Graseckbahn bekommt auch komplett neue Berg- und Talstationen: in Sachen Barrierefreiheit suchen die Planer noch nach einer Lösung
Stattdessen entsteht nun ein neues Gebäude hinterhalb des bestehenden. Größer und höher muss es werden als ursprünglich geplant, da die Gondeln nun über die Denkmalschutz-Talstation hinweg fahren müssen. Als schwieriger gestaltet sich nun der barrierefreie Zugang. Dafür suchen die Planer noch nach einer guten Lösung, die es für die Weingarts zwingend geben muss. In der Barrierefreiheit sehen sie neben der Technik einen der Hauptgründe für den Neubau. Künftig lassen sich in den Kabinen beide Sitzbänke nach oben klappen, um Rollstuhlfahrer, Mountainbikes und Kinderwagen zu transportieren. Jede Gondel fasst dann sechs bis acht – statt bisher vier bis sechs – Personen.
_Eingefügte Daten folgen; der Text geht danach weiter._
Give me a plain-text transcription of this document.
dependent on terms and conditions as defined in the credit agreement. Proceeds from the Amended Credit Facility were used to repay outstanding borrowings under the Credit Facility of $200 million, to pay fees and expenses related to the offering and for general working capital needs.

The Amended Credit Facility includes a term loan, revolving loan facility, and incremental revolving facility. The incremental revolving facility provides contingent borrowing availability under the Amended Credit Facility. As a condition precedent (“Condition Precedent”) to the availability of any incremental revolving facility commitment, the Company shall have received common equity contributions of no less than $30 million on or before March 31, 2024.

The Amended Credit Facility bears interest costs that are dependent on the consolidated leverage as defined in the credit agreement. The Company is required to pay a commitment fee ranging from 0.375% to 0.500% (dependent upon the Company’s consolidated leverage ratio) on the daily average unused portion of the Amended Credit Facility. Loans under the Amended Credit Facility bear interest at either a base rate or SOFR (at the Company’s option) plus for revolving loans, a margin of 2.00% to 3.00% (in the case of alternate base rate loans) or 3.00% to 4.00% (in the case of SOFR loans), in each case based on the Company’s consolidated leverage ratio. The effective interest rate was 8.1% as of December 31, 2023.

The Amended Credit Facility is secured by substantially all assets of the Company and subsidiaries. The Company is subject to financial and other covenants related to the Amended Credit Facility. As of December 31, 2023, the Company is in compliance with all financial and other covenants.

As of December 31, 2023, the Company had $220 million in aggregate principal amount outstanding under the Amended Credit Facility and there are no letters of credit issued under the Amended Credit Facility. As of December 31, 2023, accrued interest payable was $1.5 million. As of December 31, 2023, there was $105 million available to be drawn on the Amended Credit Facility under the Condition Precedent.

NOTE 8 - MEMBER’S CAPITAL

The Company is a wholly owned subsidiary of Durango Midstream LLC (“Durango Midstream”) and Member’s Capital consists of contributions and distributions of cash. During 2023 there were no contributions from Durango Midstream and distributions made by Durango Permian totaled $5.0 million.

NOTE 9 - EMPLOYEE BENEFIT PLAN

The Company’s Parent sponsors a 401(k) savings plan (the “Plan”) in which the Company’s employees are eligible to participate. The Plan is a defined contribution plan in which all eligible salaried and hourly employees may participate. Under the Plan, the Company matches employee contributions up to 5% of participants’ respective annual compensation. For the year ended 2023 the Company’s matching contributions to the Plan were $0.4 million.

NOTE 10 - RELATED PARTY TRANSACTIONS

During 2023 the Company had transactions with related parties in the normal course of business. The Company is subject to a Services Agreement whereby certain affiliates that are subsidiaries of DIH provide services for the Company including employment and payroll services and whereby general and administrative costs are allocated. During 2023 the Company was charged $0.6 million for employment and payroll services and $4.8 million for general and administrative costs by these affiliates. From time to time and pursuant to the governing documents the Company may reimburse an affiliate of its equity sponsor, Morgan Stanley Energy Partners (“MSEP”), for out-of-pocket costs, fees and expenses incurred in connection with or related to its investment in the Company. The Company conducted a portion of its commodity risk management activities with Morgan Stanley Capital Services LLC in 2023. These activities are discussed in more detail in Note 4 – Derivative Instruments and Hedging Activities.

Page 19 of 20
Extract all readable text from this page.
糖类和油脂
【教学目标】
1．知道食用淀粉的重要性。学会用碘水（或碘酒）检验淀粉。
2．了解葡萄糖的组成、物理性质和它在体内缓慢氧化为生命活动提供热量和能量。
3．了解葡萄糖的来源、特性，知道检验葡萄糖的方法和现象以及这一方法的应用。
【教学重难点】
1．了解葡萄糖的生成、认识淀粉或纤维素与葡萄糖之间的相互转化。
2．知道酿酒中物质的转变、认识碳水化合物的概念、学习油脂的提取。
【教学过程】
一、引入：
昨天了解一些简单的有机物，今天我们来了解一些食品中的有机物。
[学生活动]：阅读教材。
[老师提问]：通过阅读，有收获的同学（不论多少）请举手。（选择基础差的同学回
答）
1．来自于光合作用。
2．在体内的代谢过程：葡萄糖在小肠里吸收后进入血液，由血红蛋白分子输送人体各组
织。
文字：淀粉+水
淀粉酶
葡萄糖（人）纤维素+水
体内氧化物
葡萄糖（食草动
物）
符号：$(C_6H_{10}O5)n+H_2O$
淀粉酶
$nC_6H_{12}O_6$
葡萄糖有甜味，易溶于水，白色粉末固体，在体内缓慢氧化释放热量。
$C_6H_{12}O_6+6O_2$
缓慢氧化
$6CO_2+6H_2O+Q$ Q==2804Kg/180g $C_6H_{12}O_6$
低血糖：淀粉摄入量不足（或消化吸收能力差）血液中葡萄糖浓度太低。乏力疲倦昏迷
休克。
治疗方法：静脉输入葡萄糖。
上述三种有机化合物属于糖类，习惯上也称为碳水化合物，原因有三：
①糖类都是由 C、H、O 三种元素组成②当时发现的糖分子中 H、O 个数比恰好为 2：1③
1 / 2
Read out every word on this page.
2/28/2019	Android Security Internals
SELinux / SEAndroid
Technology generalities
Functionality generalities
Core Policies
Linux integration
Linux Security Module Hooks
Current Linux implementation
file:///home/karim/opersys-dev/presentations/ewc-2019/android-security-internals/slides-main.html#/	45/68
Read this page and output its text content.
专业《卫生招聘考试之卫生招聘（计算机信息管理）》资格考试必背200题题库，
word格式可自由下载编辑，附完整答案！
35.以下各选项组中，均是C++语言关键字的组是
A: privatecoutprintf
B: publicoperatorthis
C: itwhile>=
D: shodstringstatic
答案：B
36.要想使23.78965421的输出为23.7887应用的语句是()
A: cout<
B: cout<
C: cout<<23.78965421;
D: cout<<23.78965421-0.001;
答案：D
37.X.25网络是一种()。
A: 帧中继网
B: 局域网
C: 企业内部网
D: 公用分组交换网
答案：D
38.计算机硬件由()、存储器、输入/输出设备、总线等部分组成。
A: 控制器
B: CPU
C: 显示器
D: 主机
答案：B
Umdenken musste das Ehepaar auch an der Bergstation. Wieder als solche verwenden konnte man sie wegen der leicht veränderten Trasse nicht, das stand von vorneherein fest. Doch wollten die Weingarts das Gebäude renovieren, umbauen und es dann als Veranstaltungs- und Tagungsraum nutzen mit historischem Inventar, Bildern, und einer Originalgondel. Oder als zusätzliches Gästezimmer außerhalb des Hotels mit besonderem Charme. In jedem Fall sollte die frühere Bergstation die Geschichte der Original-Graseckbahn erzählen und damit der ältesten Kleinkabinenbahn der Welt. „Jetzt aber darf man da nichts verändern“, bedauert Sylvia Weingart. „Also bleibt das Gebäude einfach so stehen, wie es ist – und keiner kommt mehr vorbei.“
Herzensprojekt Graseckbahn: viel Zeit und Geld hat das Ehepaar Weingart in Forsthaus und Bahn gesteckt
Viel hat das Ehepaar, das 2004 vom Ammersee nach Garmisch-Partenkirchen zog, bereits in ihr Projekt investiert. 2012 haben sie das Forsthaus Graseck samt Bahn gekauft. Drei Jahre lang haben sie das Haus umgebaut und 2015 als luxuriöses Gesundheits- und Wellnesshotel neu eröffnet, für etwa 80 000 Euro sanierten sie zudem die Kabinen.
Über konkrete Kosten zum Neubau der Graseckbahn wollte das Ehepaar von Anfang an nicht sprechen. Schwer lassen sie sich in der aktuellen Situation abschätzen. Von „mehreren Millionen Euro“ gehen die Mediziner aus. Mit dem Denkmalschutz ist der Betrag erneut gestiegen. „Es wird teurer, ganz klar“, sagt Sylvia Weingart. Eine Alternative zum Neubau aber gibt es nicht. Die gute Nachricht: Den Zeitplan haben die Umplanungen nicht durcheinandergebracht. Läuft alles glatt, geht die neue Graseckbahn zu Weihnachten in Betrieb.